One of first major studies of the middle class in America, White Collar: The American Middle Classes, was made by sociologist C. Wright Mills in 1951. Later sociologists such as Dennis Gilbert of Hamilton College commonly divide the middle class into two sub-groups. Constituting roughly 15% to 20% of households is the upper or professional middle class consisting of highly educated, salaried professionals and managers. Constituting roughly one third of households is the lower middle class consisting mostly of semi-professionals, skilled craftsmen and lower level management. Middle class persons commonly have a comfortable standard of living, significant economic security, considerable work autonomy and rely on their expertise to sustain themselves.

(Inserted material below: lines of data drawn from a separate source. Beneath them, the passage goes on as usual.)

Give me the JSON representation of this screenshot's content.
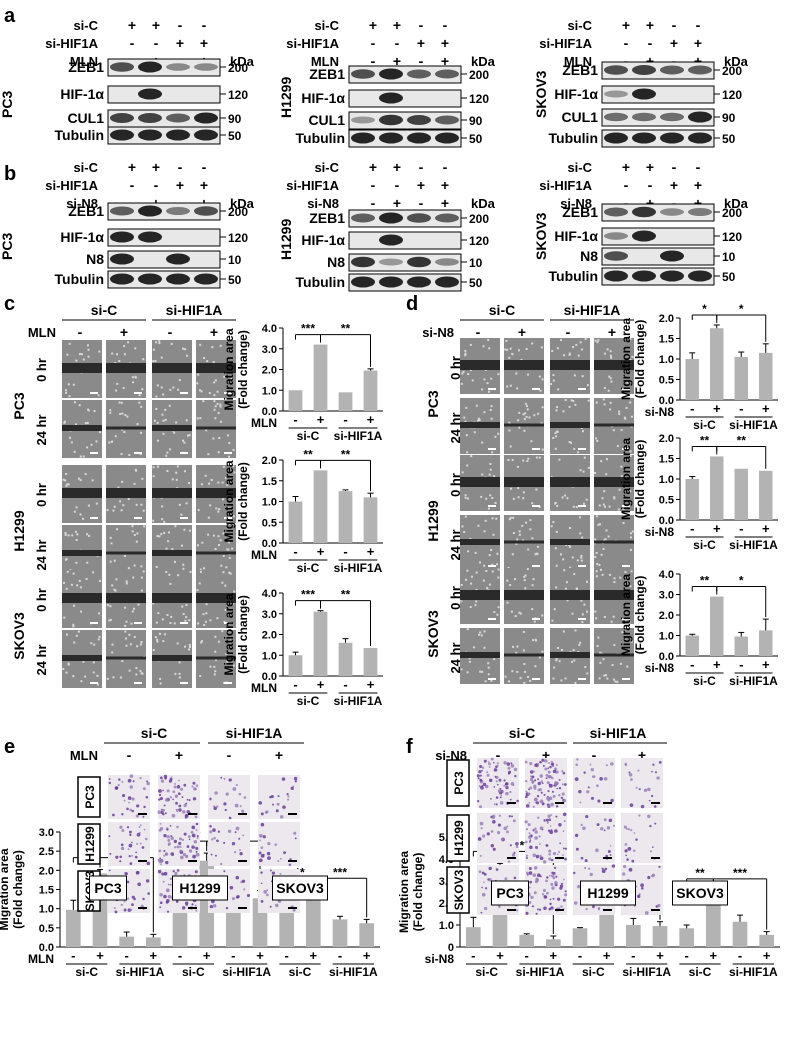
{
  "panel_letters": [
    "a",
    "b",
    "c",
    "d",
    "e",
    "f"
  ],
  "blots": [
    {
      "letter": "a",
      "cell": "PC3",
      "rows": [
        "si-C",
        "si-HIF1A",
        "MLN"
      ],
      "signs": [
        [
          "+",
          "+",
          "-",
          "-"
        ],
        [
          "-",
          "-",
          "+",
          "+"
        ],
        [
          "-",
          "+",
          "-",
          "+"
        ]
      ],
      "bands": [
        "ZEB1",
        "HIF-1α",
        "CUL1",
        "Tubulin"
      ],
      "kda": [
        "200",
        "120",
        "90",
        "50"
      ],
      "kda_label": "kDa"
    },
    {
      "letter": "",
      "cell": "H1299",
      "rows": [
        "si-C",
        "si-HIF1A",
        "MLN"
      ],
      "signs": [
        [
          "+",
          "+",
          "-",
          "-"
        ],
        [
          "-",
          "-",
          "+",
          "+"
        ],
        [
          "-",
          "+",
          "-",
          "+"
        ]
      ],
      "bands": [
        "ZEB1",
        "HIF-1α",
        "CUL1",
        "Tubulin"
      ],
      "kda": [
        "200",
        "120",
        "90",
        "50"
      ],
      "kda_label": "kDa"
    },
    {
      "letter": "",
      "cell": "SKOV3",
      "rows": [
        "si-C",
        "si-HIF1A",
        "MLN"
      ],
      "signs": [
        [
          "+",
          "+",
          "-",
          "-"
        ],
        [
          "-",
          "-",
          "+",
          "+"
        ],
        [
          "-",
          "+",
          "-",
          "+"
        ]
      ],
      "bands": [
        "ZEB1",
        "HIF-1α",
        "CUL1",
        "Tubulin"
      ],
      "kda": [
        "200",
        "120",
        "90",
        "50"
      ],
      "kda_label": "kDa"
    },
    {
      "letter": "b",
      "cell": "PC3",
      "rows": [
        "si-C",
        "si-HIF1A",
        "si-N8"
      ],
      "signs": [
        [
          "+",
          "+",
          "-",
          "-"
        ],
        [
          "-",
          "-",
          "+",
          "+"
        ],
        [
          "-",
          "+",
          "-",
          "+"
        ]
      ],
      "bands": [
        "ZEB1",
        "HIF-1α",
        "N8",
        "Tubulin"
      ],
      "kda": [
        "200",
        "120",
        "10",
        "50"
      ],
      "kda_label": "kDa"
    },
    {
      "letter": "",
      "cell": "H1299",
      "rows": [
        "si-C",
        "si-HIF1A",
        "si-N8"
      ],
      "signs": [
        [
          "+",
          "+",
          "-",
          "-"
        ],
        [
          "-",
          "-",
          "+",
          "+"
        ],
        [
          "-",
          "+",
          "-",
          "+"
        ]
      ],
      "bands": [
        "ZEB1",
        "HIF-1α",
        "N8",
        "Tubulin"
      ],
      "kda": [
        "200",
        "120",
        "10",
        "50"
      ],
      "kda_label": "kDa"
    },
    {
      "letter": "",
      "cell": "SKOV3",
      "rows": [
        "si-C",
        "si-HIF1A",
        "si-N8"
      ],
      "signs": [
        [
          "+",
          "+",
          "-",
          "-"
        ],
        [
          "-",
          "-",
          "+",
          "+"
        ],
        [
          "-",
          "+",
          "-",
          "+"
        ]
      ],
      "bands": [
        "ZEB1",
        "HIF-1α",
        "N8",
        "Tubulin"
      ],
      "kda": [
        "200",
        "120",
        "10",
        "50"
      ],
      "kda_label": "kDa"
    }
  ],
  "wound": [
    {
      "letter": "c",
      "treat": "MLN",
      "groups": [
        "si-C",
        "si-HIF1A"
      ],
      "signs": [
        "-",
        "+",
        "-",
        "+"
      ],
      "cells": [
        "PC3",
        "H1299",
        "SKOV3"
      ],
      "times": [
        "0 hr",
        "24 hr"
      ]
    },
    {
      "letter": "d",
      "treat": "si-N8",
      "groups": [
        "si-C",
        "si-HIF1A"
      ],
      "signs": [
        "-",
        "+",
        "-",
        "+"
      ],
      "cells": [
        "PC3",
        "H1299",
        "SKOV3"
      ],
      "times": [
        "0 hr",
        "24 hr"
      ]
    }
  ],
  "chart_data": [
    {
      "type": "bar",
      "panel": "c",
      "cell": "PC3",
      "ylabel": "Migration area (Fold change)",
      "treat": "MLN",
      "groups": [
        "si-C",
        "si-HIF1A"
      ],
      "signs": [
        "-",
        "+",
        "-",
        "+"
      ],
      "values": [
        1.0,
        3.2,
        0.9,
        1.95
      ],
      "errors": [
        0,
        0,
        0,
        0.08
      ],
      "ylim": [
        0,
        4.0
      ],
      "ticks": [
        "0.0",
        "1.0",
        "2.0",
        "3.0",
        "4.0"
      ],
      "sig": [
        {
          "from": 0,
          "to": 1,
          "text": "***"
        },
        {
          "from": 1,
          "to": 3,
          "text": "**"
        }
      ]
    },
    {
      "type": "bar",
      "panel": "c",
      "cell": "H1299",
      "ylabel": "Migration area (Fold change)",
      "treat": "MLN",
      "groups": [
        "si-C",
        "si-HIF1A"
      ],
      "signs": [
        "-",
        "+",
        "-",
        "+"
      ],
      "values": [
        1.0,
        1.75,
        1.25,
        1.1
      ],
      "errors": [
        0.12,
        0,
        0.03,
        0.1
      ],
      "ylim": [
        0,
        2.0
      ],
      "ticks": [
        "0.0",
        "0.5",
        "1.0",
        "1.5",
        "2.0"
      ],
      "sig": [
        {
          "from": 0,
          "to": 1,
          "text": "**"
        },
        {
          "from": 1,
          "to": 3,
          "text": "**"
        }
      ]
    },
    {
      "type": "bar",
      "panel": "c",
      "cell": "SKOV3",
      "ylabel": "Migration area (Fold change)",
      "treat": "MLN",
      "groups": [
        "si-C",
        "si-HIF1A"
      ],
      "signs": [
        "-",
        "+",
        "-",
        "+"
      ],
      "values": [
        1.0,
        3.1,
        1.6,
        1.35
      ],
      "errors": [
        0.15,
        0.05,
        0.2,
        0
      ],
      "ylim": [
        0,
        4.0
      ],
      "ticks": [
        "0.0",
        "1.0",
        "2.0",
        "3.0",
        "4.0"
      ],
      "sig": [
        {
          "from": 0,
          "to": 1,
          "text": "***"
        },
        {
          "from": 1,
          "to": 3,
          "text": "**"
        }
      ]
    },
    {
      "type": "bar",
      "panel": "d",
      "cell": "PC3",
      "ylabel": "Migration area (Fold change)",
      "treat": "si-N8",
      "groups": [
        "si-C",
        "si-HIF1A"
      ],
      "signs": [
        "-",
        "+",
        "-",
        "+"
      ],
      "values": [
        1.0,
        1.75,
        1.05,
        1.15
      ],
      "errors": [
        0.15,
        0.08,
        0.12,
        0.22
      ],
      "ylim": [
        0,
        2.0
      ],
      "ticks": [
        "0.0",
        "0.5",
        "1.0",
        "1.5",
        "2.0"
      ],
      "sig": [
        {
          "from": 0,
          "to": 1,
          "text": "*"
        },
        {
          "from": 1,
          "to": 3,
          "text": "*"
        }
      ]
    },
    {
      "type": "bar",
      "panel": "d",
      "cell": "H1299",
      "ylabel": "Migration area (Fold change)",
      "treat": "si-N8",
      "groups": [
        "si-C",
        "si-HIF1A"
      ],
      "signs": [
        "-",
        "+",
        "-",
        "+"
      ],
      "values": [
        1.0,
        1.55,
        1.25,
        1.2
      ],
      "errors": [
        0.06,
        0,
        0,
        0
      ],
      "ylim": [
        0,
        2.0
      ],
      "ticks": [
        "0.0",
        "0.5",
        "1.0",
        "1.5",
        "2.0"
      ],
      "sig": [
        {
          "from": 0,
          "to": 1,
          "text": "**"
        },
        {
          "from": 1,
          "to": 3,
          "text": "**"
        }
      ]
    },
    {
      "type": "bar",
      "panel": "d",
      "cell": "SKOV3",
      "ylabel": "Migration area (Fold change)",
      "treat": "si-N8",
      "groups": [
        "si-C",
        "si-HIF1A"
      ],
      "signs": [
        "-",
        "+",
        "-",
        "+"
      ],
      "values": [
        1.0,
        2.9,
        0.95,
        1.25
      ],
      "errors": [
        0.06,
        0,
        0.2,
        0.55
      ],
      "ylim": [
        0,
        4.0
      ],
      "ticks": [
        "0.0",
        "1.0",
        "2.0",
        "3.0",
        "4.0"
      ],
      "sig": [
        {
          "from": 0,
          "to": 1,
          "text": "**"
        },
        {
          "from": 1,
          "to": 3,
          "text": "*"
        }
      ]
    },
    {
      "type": "bar",
      "panel": "e",
      "ylabel": "Migration area (Fold change)",
      "treat": "MLN",
      "cells": [
        "PC3",
        "H1299",
        "SKOV3"
      ],
      "groups": [
        "si-C",
        "si-HIF1A",
        "si-C",
        "si-HIF1A",
        "si-C",
        "si-HIF1A"
      ],
      "signs": [
        "-",
        "+",
        "-",
        "+",
        "-",
        "+",
        "-",
        "+",
        "-",
        "+",
        "-",
        "+"
      ],
      "values": [
        0.97,
        1.92,
        0.27,
        0.25,
        0.97,
        2.25,
        1.0,
        1.27,
        0.95,
        1.43,
        0.72,
        0.62
      ],
      "errors": [
        0.25,
        0.1,
        0.12,
        0.08,
        0.05,
        0.2,
        0.18,
        0.2,
        0.12,
        0.05,
        0.08,
        0.1
      ],
      "ylim": [
        0,
        3.0
      ],
      "ticks": [
        "0.0",
        "0.5",
        "1.0",
        "1.5",
        "2.0",
        "2.5",
        "3.0"
      ],
      "sig": [
        {
          "from": 0,
          "to": 1,
          "text": "***"
        },
        {
          "from": 1,
          "to": 3,
          "text": "***"
        },
        {
          "from": 4,
          "to": 5,
          "text": "***"
        },
        {
          "from": 5,
          "to": 7,
          "text": "***"
        },
        {
          "from": 8,
          "to": 9,
          "text": "**"
        },
        {
          "from": 9,
          "to": 11,
          "text": "***"
        }
      ]
    },
    {
      "type": "bar",
      "panel": "f",
      "ylabel": "Migration area (Fold change)",
      "treat": "si-N8",
      "cells": [
        "PC3",
        "H1299",
        "SKOV3"
      ],
      "groups": [
        "si-C",
        "si-HIF1A",
        "si-C",
        "si-HIF1A",
        "si-C",
        "si-HIF1A"
      ],
      "signs": [
        "-",
        "+",
        "-",
        "+",
        "-",
        "+",
        "-",
        "+",
        "-",
        "+",
        "-",
        "+"
      ],
      "values": [
        0.9,
        3.15,
        0.55,
        0.35,
        0.85,
        1.5,
        1.0,
        0.95,
        0.85,
        2.2,
        1.15,
        0.55
      ],
      "errors": [
        0.45,
        0.65,
        0.05,
        0.15,
        0.03,
        0.12,
        0.3,
        0.2,
        0.15,
        0.35,
        0.3,
        0.15
      ],
      "ylim": [
        0,
        5.0
      ],
      "ticks": [
        "0",
        "1.0",
        "2.0",
        "3.0",
        "4.0",
        "5.0"
      ],
      "sig": [
        {
          "from": 0,
          "to": 1,
          "text": "**"
        },
        {
          "from": 1,
          "to": 3,
          "text": "***"
        },
        {
          "from": 4,
          "to": 5,
          "text": "***"
        },
        {
          "from": 5,
          "to": 7,
          "text": "**"
        },
        {
          "from": 8,
          "to": 9,
          "text": "**"
        },
        {
          "from": 9,
          "to": 11,
          "text": "***"
        }
      ]
    }
  ],
  "transwell": [
    {
      "letter": "e",
      "treat": "MLN",
      "groups": [
        "si-C",
        "si-HIF1A"
      ],
      "signs": [
        "-",
        "+",
        "-",
        "+"
      ],
      "cells": [
        "PC3",
        "H1299",
        "SKOV3"
      ]
    },
    {
      "letter": "f",
      "treat": "si-N8",
      "groups": [
        "si-C",
        "si-HIF1A"
      ],
      "signs": [
        "-",
        "+",
        "-",
        "+"
      ],
      "cells": [
        "PC3",
        "H1299",
        "SKOV3"
      ]
    }
  ],
  "colors": {
    "bar": "#b3b3b3",
    "blot_bg": "#e8e8e8",
    "band": "#1a1a1a",
    "wound": "#8a8a8a",
    "stain": "#6a3d9a"
  }
}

Everyone wants to believe they are middle class...But this eagerness...has led the definition to be stretched like a bungee cord — used to defend/attack/describe everything...The Drum Major Institute...places the range for middle class at individuals making between $25,000 and $100,000 a year. Ah yes, there's a group of people bound to run into each other while house-hunting.
—Dante Chinni

Members of the middle class belong to diverse groups which overlap with each other. Overall, middle class persons, especially upper middle class individuals, are characterized by conceptualizing, creating and consulting. Thus, college education is one of the main indicators of middle class status. Largely attributed to the nature of middle class occupations, middle class values tend to emphasize independence, adherence to intrinsic standards, valuing innovation and respecting non-conformity. Politically more active than other demographics, college educated middle class professionals are split between the two major parties. Income varies considerably from near the national median to well in excess of $100,000. Household income figures, however, do not always reflect class status and standard of living, as they are largely influenced by the number of income earners and fail to recognize household size. It is therefore possible for a large, dual-earner, lower middle class household to out-earn a small, one-earner, upper middle class household. The middle classes are very influential, as they encompass the majority of voters, writers, teachers, journalists, and editors. Most societal trends in the US originate within the middle classes.